ShareAction called on asset managers to protect critical land and sea ecosystems, set detailed net-zero targets, halt investments in fossil fuel expansion, and invest significant amounts in clean energy companies across all funds.
Climate alliance seeks input on Asia-Pacific coal phaseout
The Glasgow Financial Alliance for Net Zero (GFANZ) kicked off a public consultation on proposed guidance for financing the early retirement of coal-fired power plants in the Asia-Pacific region.
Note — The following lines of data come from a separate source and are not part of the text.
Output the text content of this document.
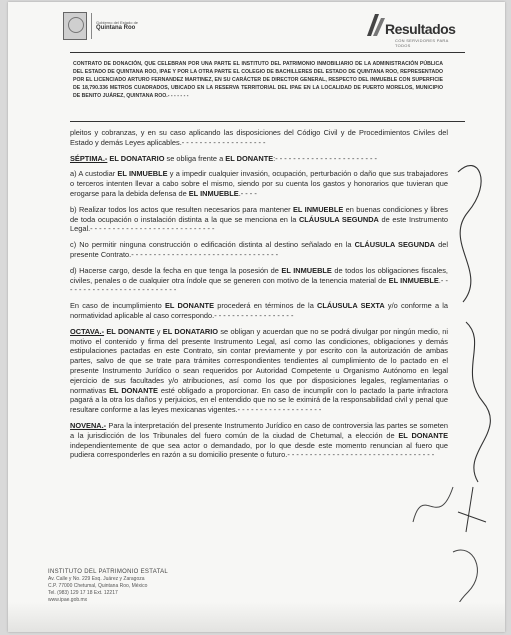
Gobierno del Estado de
Quintana Roo	Resultados
CON SERVIDORES PARA TODOS
CONTRATO DE DONACIÓN, QUE CELEBRAN POR UNA PARTE EL INSTITUTO DEL PATRIMONIO INMOBILIARIO DE LA ADMINISTRACIÓN PÚBLICA DEL ESTADO DE QUINTANA ROO, IPAE Y POR LA OTRA PARTE EL COLEGIO DE BACHILLERES DEL ESTADO DE QUINTANA ROO, REPRESENTADO POR EL LICENCIADO ARTURO FERNANDEZ MARTINEZ, EN SU CARÁCTER DE DIRECTOR GENERAL, RESPECTO DEL INMUEBLE CON SUPERFICIE DE 18,790.336 METROS CUADRADOS, UBICADO EN LA RESERVA TERRITORIAL DEL IPAE EN LA LOCALIDAD DE PUERTO MORELOS, MUNICIPIO DE BENITO JUÁREZ, QUINTANA ROO.- - - - - - -

pleitos y cobranzas, y en su caso aplicando las disposiciones del Código Civil y de Procedimientos Civiles del Estado y demás Leyes aplicables.- - - - - - - - - - - - - - - - - - -

SÉPTIMA.- EL DONATARIO se obliga frente a EL DONANTE:- - - - - - - - - - - - - - - - - - - - - - -

a) A custodiar EL INMUEBLE y a impedir cualquier invasión, ocupación, perturbación o daño que sus trabajadores o terceros intenten llevar a cabo sobre el mismo, siendo por su cuenta los gastos y honorarios que tuvieran que erogarse para la debida defensa de EL INMUEBLE.- - - -

b) Realizar todos los actos que resulten necesarios para mantener EL INMUEBLE en buenas condiciones y libres de toda ocupación o instalación distinta a la que se menciona en la CLÁUSULA SEGUNDA de este Instrumento Legal.- - - - - - - - - - - - - - - - - - - - - - - - - - - -

c) No permitir ninguna construcción o edificación distinta al destino señalado en la CLÁUSULA SEGUNDA del presente Contrato.- - - - - - - - - - - - - - - - - - - - - - - - - - - - - - - - -

d) Hacerse cargo, desde la fecha en que tenga la posesión de EL INMUEBLE de todos los obligaciones fiscales, civiles, penales o de cualquier otra índole que se generen con motivo de la tenencia material de EL INMUEBLE.- - - - - - - - - - - - - - - - - - - - - - - - - -

En caso de incumplimiento EL DONANTE procederá en términos de la CLÁUSULA SEXTA y/o conforme a la normatividad aplicable al caso correspondo.- - - - - - - - - - - - - - - - - -

OCTAVA.- EL DONANTE y EL DONATARIO se obligan y acuerdan que no se podrá divulgar por ningún medio, ni motivo el contenido y firma del presente Instrumento Legal, así como las condiciones, obligaciones y demás estipulaciones pactadas en este Contrato, sin contar previamente y por escrito con la autorización de ambas partes, salvo de que se trate para trámites correspondientes tendientes al cumplimiento de lo pactado en el presente Instrumento Jurídico o sean requeridos por Autoridad Competente u Organismo Autónomo en legal ejercicio de sus facultades y/o atribuciones, así como los que por disposiciones legales, reglamentarias o normativas EL DONANTE esté obligado a proporcionar. En caso de incumplir con lo pactado la parte infractora pagará a la otra los daños y perjuicios, en el entendido que no se le eximirá de la responsabilidad civil y penal que resultare conforme a las leyes mexicanas vigentes.- - - - - - - - - - - - - - - - - - -

NOVENA.- Para la interpretación del presente Instrumento Jurídico en caso de controversia las partes se someten a la jurisdicción de los Tribunales del fuero común de la ciudad de Chetumal, a elección de EL DONANTE independientemente de que sea actor o demandado, por lo que desde este momento renuncian al fuero que pudiera corresponderles en razón a su domicilio presente o futuro.- - - - - - - - - - - - - - - - - - - - - - - - - - - - - - - - -

INSTITUTO DEL PATRIMONIO ESTATAL
Av. Calle y No. 229 Esq. Juárez y Zaragoza
C.P. 77000 Chetumal, Quintana Roo, México
Tel. (983) 129 17 18 Ext. 12217
www.ipae.gob.mx
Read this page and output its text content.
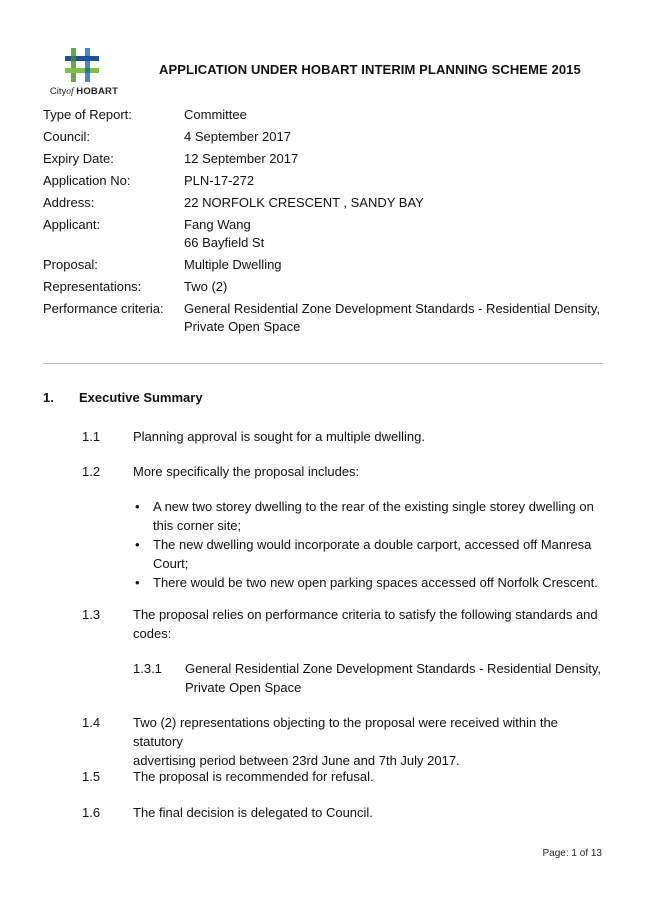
Cityof HOBART
APPLICATION UNDER HOBART INTERIM PLANNING SCHEME 2015
Type of Report:	Committee
Council:	4 September 2017
Expiry Date:	12 September 2017
Application No:	PLN-17-272
Address:	22 NORFOLK CRESCENT , SANDY BAY
Applicant:	Fang Wang
66 Bayfield St
Proposal:	Multiple Dwelling
Representations:	Two (2)
Performance criteria:	General Residential Zone Development Standards - Residential Density,
Private Open Space
1. Executive Summary
1.1	Planning approval is sought for a multiple dwelling.
1.2	More specifically the proposal includes:
• A new two storey dwelling to the rear of the existing single storey dwelling on
this corner site;
• The new dwelling would incorporate a double carport, accessed off Manresa
Court;
• There would be two new open parking spaces accessed off Norfolk Crescent.
1.3	The proposal relies on performance criteria to satisfy the following standards and
codes:
1.3.1 General Residential Zone Development Standards - Residential Density,
Private Open Space
1.4	Two (2) representations objecting to the proposal were received within the statutory
advertising period between 23rd June and 7th July 2017.
1.5	The proposal is recommended for refusal.
1.6	The final decision is delegated to Council.
Page: 1 of 13
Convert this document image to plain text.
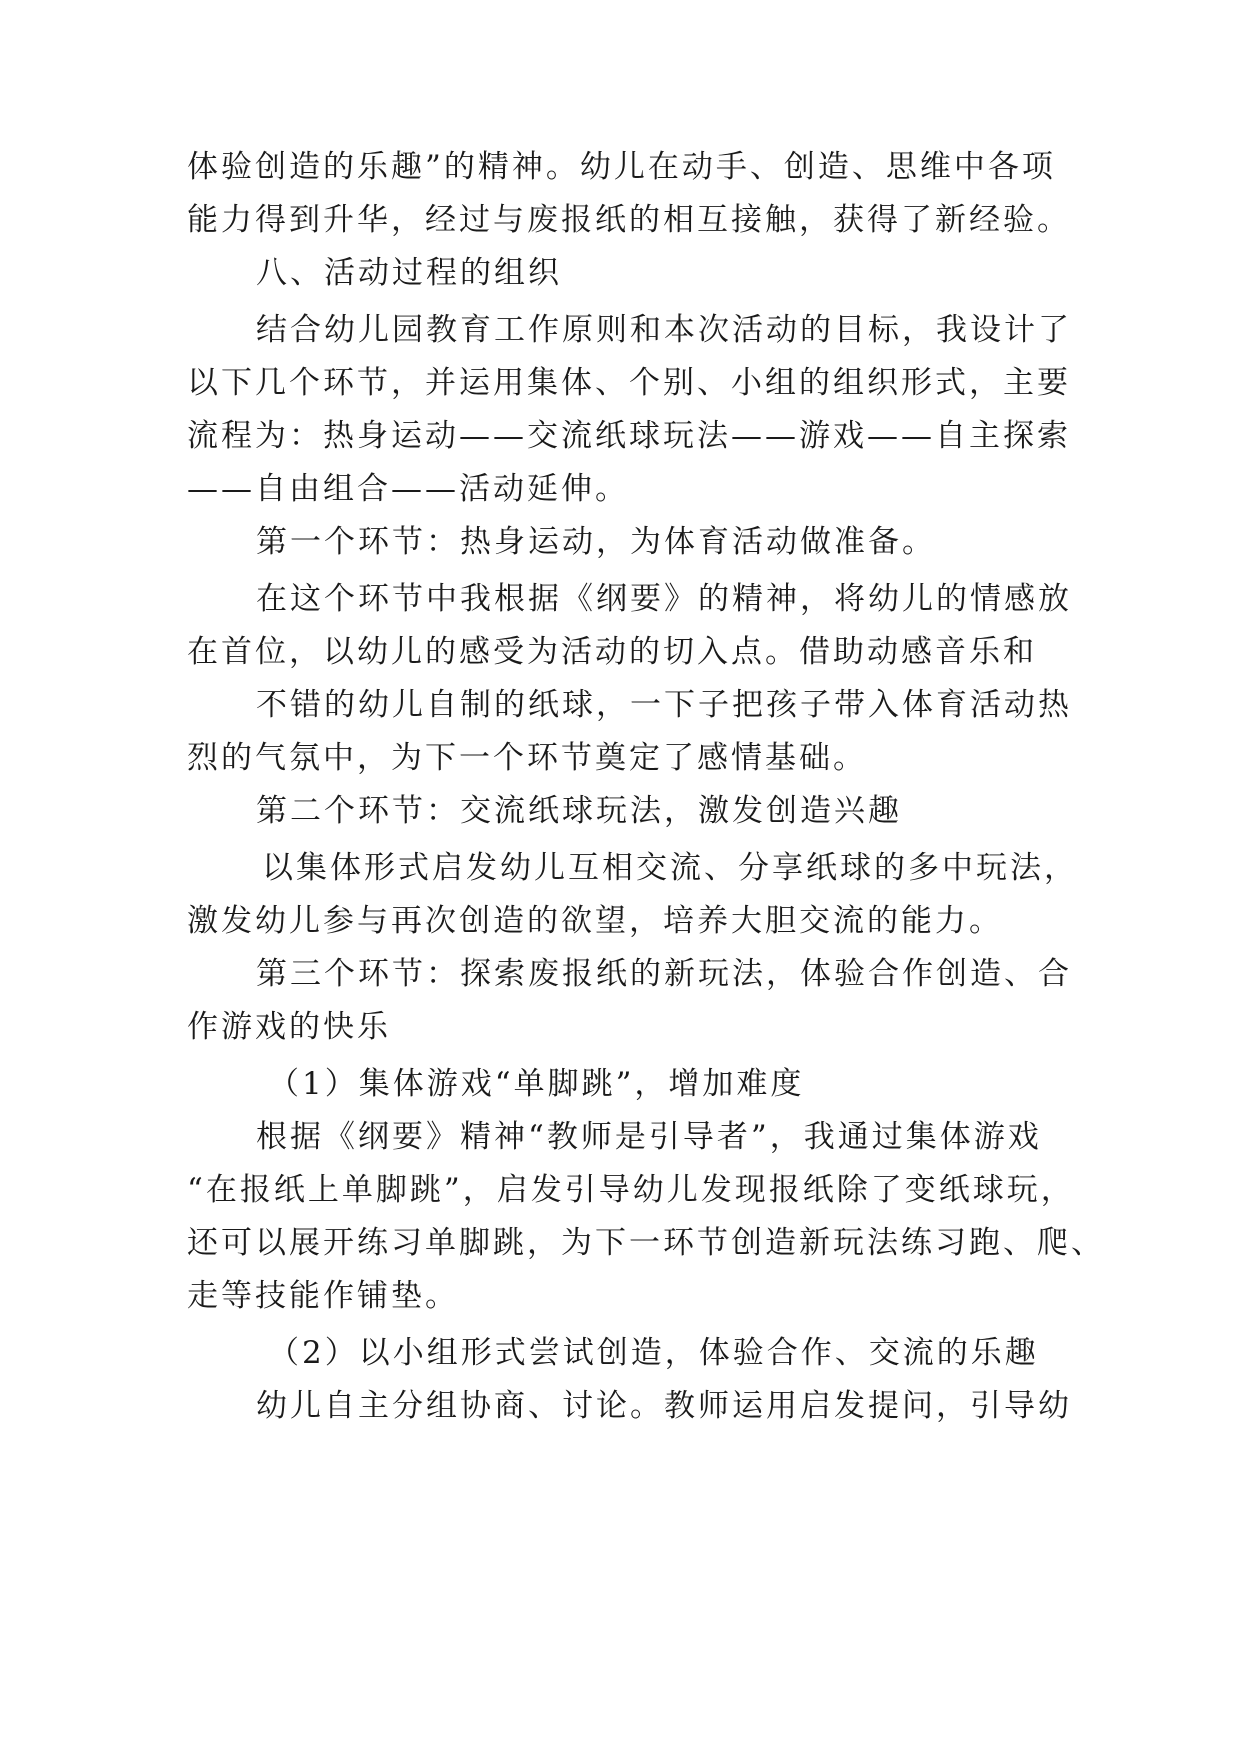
体验创造的乐趣”的精神。幼儿在动手、创造、思维中各项
能力得到升华，经过与废报纸的相互接触，获得了新经验。
八、活动过程的组织
结合幼儿园教育工作原则和本次活动的目标，我设计了
以下几个环节，并运用集体、个别、小组的组织形式，主要
流程为：热身运动——交流纸球玩法——游戏——自主探索
——自由组合——活动延伸。
第一个环节：热身运动，为体育活动做准备。
在这个环节中我根据《纲要》的精神，将幼儿的情感放
在首位，以幼儿的感受为活动的切入点。借助动感音乐和
不错的幼儿自制的纸球，一下子把孩子带入体育活动热
烈的气氛中，为下一个环节奠定了感情基础。
第二个环节：交流纸球玩法，激发创造兴趣
以集体形式启发幼儿互相交流、分享纸球的多中玩法，
激发幼儿参与再次创造的欲望，培养大胆交流的能力。
第三个环节：探索废报纸的新玩法，体验合作创造、合
作游戏的快乐
（1）集体游戏“单脚跳”，增加难度
根据《纲要》精神“教师是引导者”，我通过集体游戏
“在报纸上单脚跳”，启发引导幼儿发现报纸除了变纸球玩，
还可以展开练习单脚跳，为下一环节创造新玩法练习跑、爬、
走等技能作铺垫。
（2）以小组形式尝试创造，体验合作、交流的乐趣
幼儿自主分组协商、讨论。教师运用启发提问，引导幼
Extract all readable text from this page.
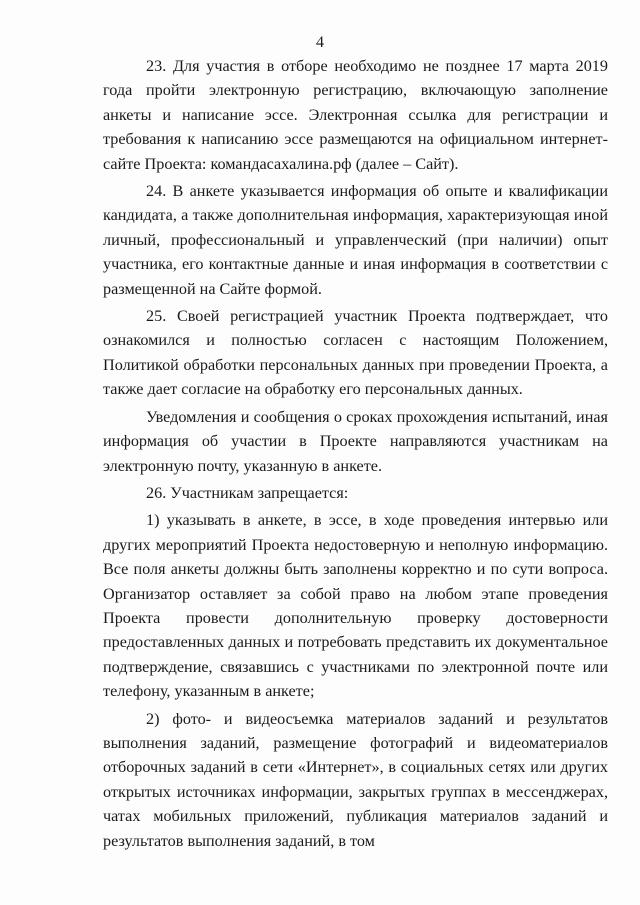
4

23. Для участия в отборе необходимо не позднее 17 марта 2019 года пройти электронную регистрацию, включающую заполнение анкеты и написание эссе. Электронная ссылка для регистрации и требования к написанию эссе размещаются на официальном интернет-сайте Проекта: командасахалина.рф (далее – Сайт).

24. В анкете указывается информация об опыте и квалификации кандидата, а также дополнительная информация, характеризующая иной личный, профессиональный и управленческий (при наличии) опыт участника, его контактные данные и иная информация в соответствии с размещенной на Сайте формой.

25. Своей регистрацией участник Проекта подтверждает, что ознакомился и полностью согласен с настоящим Положением, Политикой обработки персональных данных при проведении Проекта, а также дает согласие на обработку его персональных данных.

Уведомления и сообщения о сроках прохождения испытаний, иная информация об участии в Проекте направляются участникам на электронную почту, указанную в анкете.

26. Участникам запрещается:

1) указывать в анкете, в эссе, в ходе проведения интервью или других мероприятий Проекта недостоверную и неполную информацию. Все поля анкеты должны быть заполнены корректно и по сути вопроса. Организатор оставляет за собой право на любом этапе проведения Проекта провести дополнительную проверку достоверности предоставленных данных и потребовать представить их документальное подтверждение, связавшись с участниками по электронной почте или телефону, указанным в анкете;

2) фото- и видеосъемка материалов заданий и результатов выполнения заданий, размещение фотографий и видеоматериалов отборочных заданий в сети «Интернет», в социальных сетях или других открытых источниках информации, закрытых группах в мессенджерах, чатах мобильных приложений, публикация материалов заданий и результатов выполнения заданий, в том
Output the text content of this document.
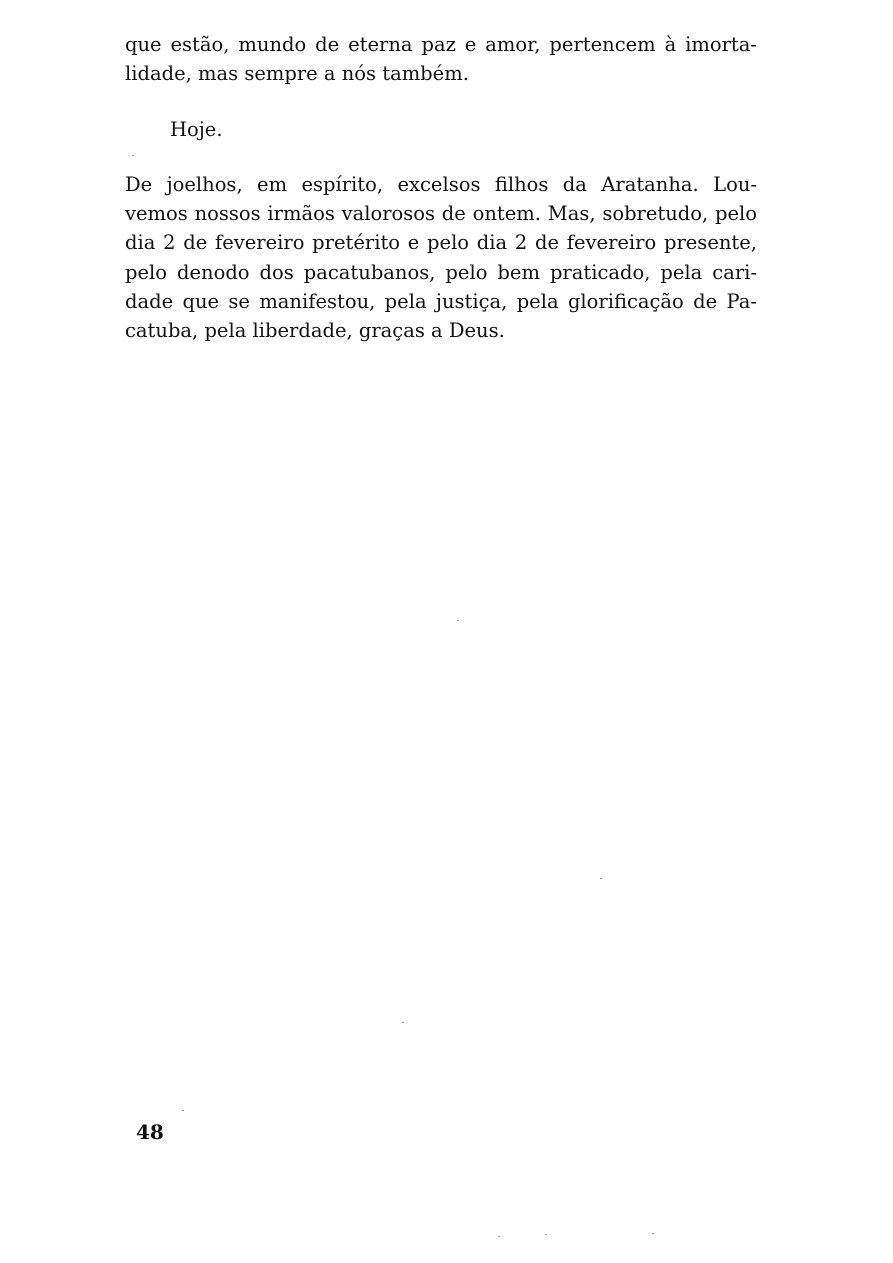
que estão, mundo de eterna paz e amor, pertencem à imorta-
lidade, mas sempre a nós também.

Hoje.

De joelhos, em espírito, excelsos filhos da Aratanha. Lou-
vemos nossos irmãos valorosos de ontem. Mas, sobretudo, pelo
dia 2 de fevereiro pretérito e pelo dia 2 de fevereiro presente,
pelo denodo dos pacatubanos, pelo bem praticado, pela cari-
dade que se manifestou, pela justiça, pela glorificação de Pa-
catuba, pela liberdade, graças a Deus.

48
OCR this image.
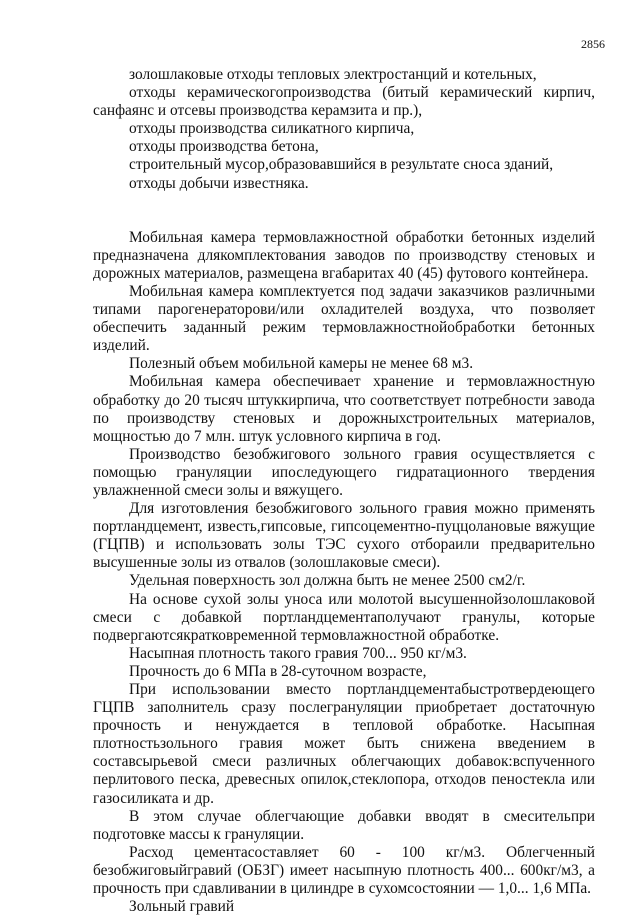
2856

золошлаковые отходы тепловых электростанций и котельных,

отходы керамическогопроизводства (битый керамический кирпич, санфаянс и отсевы производства керамзита и пр.),

отходы производства силикатного кирпича,

отходы производства бетона,

строительный мусор,образовавшийся в результате сноса зданий,

отходы добычи известняка.

Мобильная камера термовлажностной обработки бетонных изделий предназначена длякомплектования заводов по производству стеновых и дорожных материалов, размещена вгабаритах 40 (45) футового контейнера.

Мобильная камера комплектуется под задачи заказчиков различными типами парогенераторови/или охладителей воздуха, что позволяет обеспечить заданный режим термовлажностнойобработки бетонных изделий.

Полезный объем мобильной камеры не менее 68 м3.

Мобильная камера обеспечивает хранение и термовлажностную обработку до 20 тысяч штуккирпича, что соответствует потребности завода по производству стеновых и дорожныхстроительных материалов, мощностью до 7 млн. штук условного кирпича в год.

Производство безобжигового зольного гравия осуществляется с помощью грануляции ипоследующего гидратационного твердения увлажненной смеси золы и вяжущего.

Для изготовления безобжигового зольного гравия можно применять портландцемент, известь,гипсовые, гипсоцементно-пуццолановые вяжущие (ГЦПВ) и использовать золы ТЭС сухого отбораили предварительно высушенные золы из отвалов (золошлаковые смеси).

Удельная поверхность зол должна быть не менее 2500 см2/г.

На основе сухой золы уноса или молотой высушеннойзолошлаковой смеси с добавкой портландцементаполучают гранулы, которые подвергаютсякратковременной термовлажностной обработке.

Насыпная плотность такого гравия 700... 950 кг/м3.

Прочность до 6 МПа в 28-суточном возрасте,

При использовании вместо портландцементабыстротвердеющего ГЦПВ заполнитель сразу послегрануляции приобретает достаточную прочность и ненуждается в тепловой обработке. Насыпная плотностьзольного гравия может быть снижена введением в составсырьевой смеси различных облегчающих добавок:вспученного перлитового песка, древесных опилок,стеклопора, отходов пеностекла или газосиликата и др.

В этом случае облегчающие добавки вводят в смесительпри подготовке массы к грануляции.

Расход цементасоставляет 60 - 100 кг/м3. Облегченный безобжиговыйгравий (ОБЗГ) имеет насыпную плотность 400... 600кг/м3, а прочность при сдавливании в цилиндре в сухомсостоянии — 1,0... 1,6 МПа.

Зольный гравий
Led by GFANZ’s Asia-Pacific Network, the voluntary guidance aims to help banks, investors, and other financial institutions fund the managed phaseout of coal assets in the region. This is seen as essential to achieving global net-zero goals and reducing emissions in line with a 1.5°C warming limit. Today, coal plants in Asia-Pacific make up one-fifth of global energy-related carbon emissions and will consume around 60% of the remaining carbon budget for 1.5°C if they continue to operate as planned.
The guidance lays out how financial institutions can collaborate with governments, multilateral development banks, and public and private sector entities to support credible and inclusive coal phaseout transactions that make financial sense. It was developed by DBS and HSBC, two banks with a major presence in Asia-Pacific, with help from over 10 other GFANZ members.
Writing in the Straits Times, Ravi Menon and Mary Schapiro, the Chair and Vice Chair of GFANZ, said getting the guidance right “will unlock billions of dollars in private investment in Asia’s energy transition, helping cut emissions and air pollution while securing affordable energy and new green jobs.”
The consultation is open until August 4, 2023.